Sexual harassment is committed by an employer, employee, manager, supervisor, agent of the employer, teacher, instructor, professor, coach, trainor, or any other person who, having authority, influence or moral ascendancy over another in a work or training or education environment, demands, requests or otherwise requires any sexual favor from the other, regardless of whether the demand, request or requirement for submission is acceptable by the object of said Act. (Sexual Harassment Act, RA 7877)
In a work-related environment, sexual harassment is committed when:
a) The sexual favor is made as a condition in the hiring or in the employment, re-employment or continued employment of an individual;
b) Granting an individual favorable compensation, terms, conditions, promotions or privileges, or
c) The refusal to grant sexual favor results in the limiting, segregating or classifying the employee which in any way would discriminate, deprive or diminish employment opportunities or otherwise adversely affect said employee. (The Seven Secrets of Success in Employee Discipline and Dismissal, by Atty. Josephus B. Jimenez, p.621.).
The duty of the employer of head of the work-related, educational or training environment with respect to the issue of sexual harassment are as follows:
a) To prevent or deter the commission of acts of sexual harassment;
b) To provide procedures for the resolution, settlement or prosecution of acts of sexual harassment.
c) Promulgate appropriate rules and regulations in consultation with and jointly approved by the employees or students or trainees, prescribing the procedure for the investigation of sexual harassment cases and the administrative sanctions therefor. Such rules and regulations shall include guidelines and proper decorum in the workplace and educational or training institutions.
d) Create a committee on decorum and investigation of cases on sexual harassment. The committee shall be composed of at least one (1) representative each from the management, the union (if any), the employees from the supervisory rank, and from the rank and file employees.
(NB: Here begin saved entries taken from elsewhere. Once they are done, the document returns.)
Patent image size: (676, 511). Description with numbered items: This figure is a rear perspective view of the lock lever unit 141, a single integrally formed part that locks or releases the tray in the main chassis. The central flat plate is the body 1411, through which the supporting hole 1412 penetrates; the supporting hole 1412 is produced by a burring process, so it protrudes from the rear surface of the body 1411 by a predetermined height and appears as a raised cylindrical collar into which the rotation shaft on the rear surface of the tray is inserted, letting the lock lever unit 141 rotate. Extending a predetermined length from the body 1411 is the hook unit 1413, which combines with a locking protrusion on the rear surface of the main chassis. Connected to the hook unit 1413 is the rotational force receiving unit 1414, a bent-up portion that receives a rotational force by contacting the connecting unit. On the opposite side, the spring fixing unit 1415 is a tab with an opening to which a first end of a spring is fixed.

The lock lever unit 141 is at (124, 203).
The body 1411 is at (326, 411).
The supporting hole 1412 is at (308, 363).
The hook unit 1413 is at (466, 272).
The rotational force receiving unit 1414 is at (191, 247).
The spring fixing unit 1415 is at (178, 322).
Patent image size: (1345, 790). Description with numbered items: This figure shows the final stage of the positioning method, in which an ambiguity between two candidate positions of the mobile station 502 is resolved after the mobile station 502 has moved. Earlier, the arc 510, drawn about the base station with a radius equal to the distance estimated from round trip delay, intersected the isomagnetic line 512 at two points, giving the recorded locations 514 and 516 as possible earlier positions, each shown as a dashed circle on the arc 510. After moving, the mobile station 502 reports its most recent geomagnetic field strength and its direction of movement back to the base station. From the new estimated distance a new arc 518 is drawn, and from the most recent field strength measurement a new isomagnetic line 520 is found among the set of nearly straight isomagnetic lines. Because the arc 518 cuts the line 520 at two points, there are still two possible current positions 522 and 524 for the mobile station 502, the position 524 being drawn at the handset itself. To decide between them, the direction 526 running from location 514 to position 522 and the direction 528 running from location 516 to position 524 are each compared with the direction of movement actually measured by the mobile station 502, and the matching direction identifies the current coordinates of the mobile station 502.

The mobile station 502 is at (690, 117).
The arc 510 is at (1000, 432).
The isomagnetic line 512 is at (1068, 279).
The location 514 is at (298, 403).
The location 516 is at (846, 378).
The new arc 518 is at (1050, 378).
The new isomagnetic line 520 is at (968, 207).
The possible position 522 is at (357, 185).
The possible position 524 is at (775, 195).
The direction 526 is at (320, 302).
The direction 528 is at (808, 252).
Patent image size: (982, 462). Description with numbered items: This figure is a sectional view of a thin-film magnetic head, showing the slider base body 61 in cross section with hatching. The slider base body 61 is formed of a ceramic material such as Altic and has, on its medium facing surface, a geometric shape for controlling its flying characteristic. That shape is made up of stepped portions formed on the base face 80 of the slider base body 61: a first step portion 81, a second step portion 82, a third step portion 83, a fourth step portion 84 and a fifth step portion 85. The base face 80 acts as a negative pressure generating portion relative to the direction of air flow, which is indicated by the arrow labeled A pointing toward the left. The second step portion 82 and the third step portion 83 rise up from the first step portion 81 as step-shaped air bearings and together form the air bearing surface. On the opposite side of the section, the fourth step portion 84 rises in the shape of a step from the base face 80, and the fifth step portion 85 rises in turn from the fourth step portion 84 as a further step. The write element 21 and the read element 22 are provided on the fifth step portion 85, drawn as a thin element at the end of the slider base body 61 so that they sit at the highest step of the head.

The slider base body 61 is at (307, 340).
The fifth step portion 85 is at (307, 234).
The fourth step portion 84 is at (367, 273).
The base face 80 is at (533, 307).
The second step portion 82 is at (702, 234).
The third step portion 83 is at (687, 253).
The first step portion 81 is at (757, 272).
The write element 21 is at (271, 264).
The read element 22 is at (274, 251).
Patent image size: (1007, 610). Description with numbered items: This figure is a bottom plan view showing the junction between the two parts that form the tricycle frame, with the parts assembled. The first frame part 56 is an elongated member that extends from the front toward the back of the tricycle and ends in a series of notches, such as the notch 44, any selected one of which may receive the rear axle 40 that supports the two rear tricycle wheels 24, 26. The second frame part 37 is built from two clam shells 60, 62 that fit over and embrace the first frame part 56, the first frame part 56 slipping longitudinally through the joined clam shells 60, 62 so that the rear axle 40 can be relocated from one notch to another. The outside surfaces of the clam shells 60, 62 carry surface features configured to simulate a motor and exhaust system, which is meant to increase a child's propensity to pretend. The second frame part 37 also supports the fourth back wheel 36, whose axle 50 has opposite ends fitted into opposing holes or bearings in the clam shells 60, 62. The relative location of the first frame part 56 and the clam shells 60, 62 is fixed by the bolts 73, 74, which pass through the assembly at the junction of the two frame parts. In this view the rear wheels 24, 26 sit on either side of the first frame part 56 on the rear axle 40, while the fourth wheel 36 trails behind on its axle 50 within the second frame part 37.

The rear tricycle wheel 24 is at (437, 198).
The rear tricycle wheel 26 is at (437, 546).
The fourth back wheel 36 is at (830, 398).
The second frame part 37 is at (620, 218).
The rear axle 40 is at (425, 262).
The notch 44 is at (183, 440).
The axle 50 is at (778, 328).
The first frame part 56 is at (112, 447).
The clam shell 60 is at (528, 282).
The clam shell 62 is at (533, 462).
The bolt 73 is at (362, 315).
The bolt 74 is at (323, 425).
In case of educational institutions, the committee shall be composed of at least one (1) representative from the administration, the trainors, teachers, instructors, professors, coaches and students or trainees, as the case may be. The employer or educational institution shall disseminate or post a copy of the Sexual Harassment Act for the information of all concerned in the work premises.
Administrative sanctions shall not be a bar to prosecution in the proper courts for unlawful acts of sexual harassment. Any action arising from the violation of the provisions of the Sexual Harassment Act shall prescribe in three (3) years.
Let it be known that the concept of sexual harassment in the workplace is not about a man taking advantage of a woman by reason of sexual desire; it is about power being exercised by a superior officer over his subordinates. The power emanates from the fact that the superior can remove the subordinate from his workplace if the latter would refuse his amorous advances. [YOLANDA FLORALDE, NIDA VELASCO and NORMELITA ALAMBRA vs. COURT OF APPEALS, G.R. No. 123048. August 8, 2000]. Therefore, sexual harassment can be committed by a woman against her male subordinates, or a male against his male subordinates, if power is being exercised and the power emanates from the fact that the superior can remove the subordinate from the workplace if the latter refuses the superior’s amorous advances.
The following have already been ruled by the Supreme Court as acts constituting Sexual Harassment:
a) Touching the hands and shoulder, and caressing the nape of his subordinate employee (Carlos Libres vs. NLRC, May 28, 1999, G.R. No. 123737)
b) A presiding Judge, using his position by demanding and soliciting sexual demands from his subordinate to enter his room daily for a kiss as a condition for the signing of the subordinate’s permanent appointment as a bookbinder in his Court. (Rogelio M. Esteban vs. Sandiganbayan, G.R. Nos. 146646-49, March 11, 2005).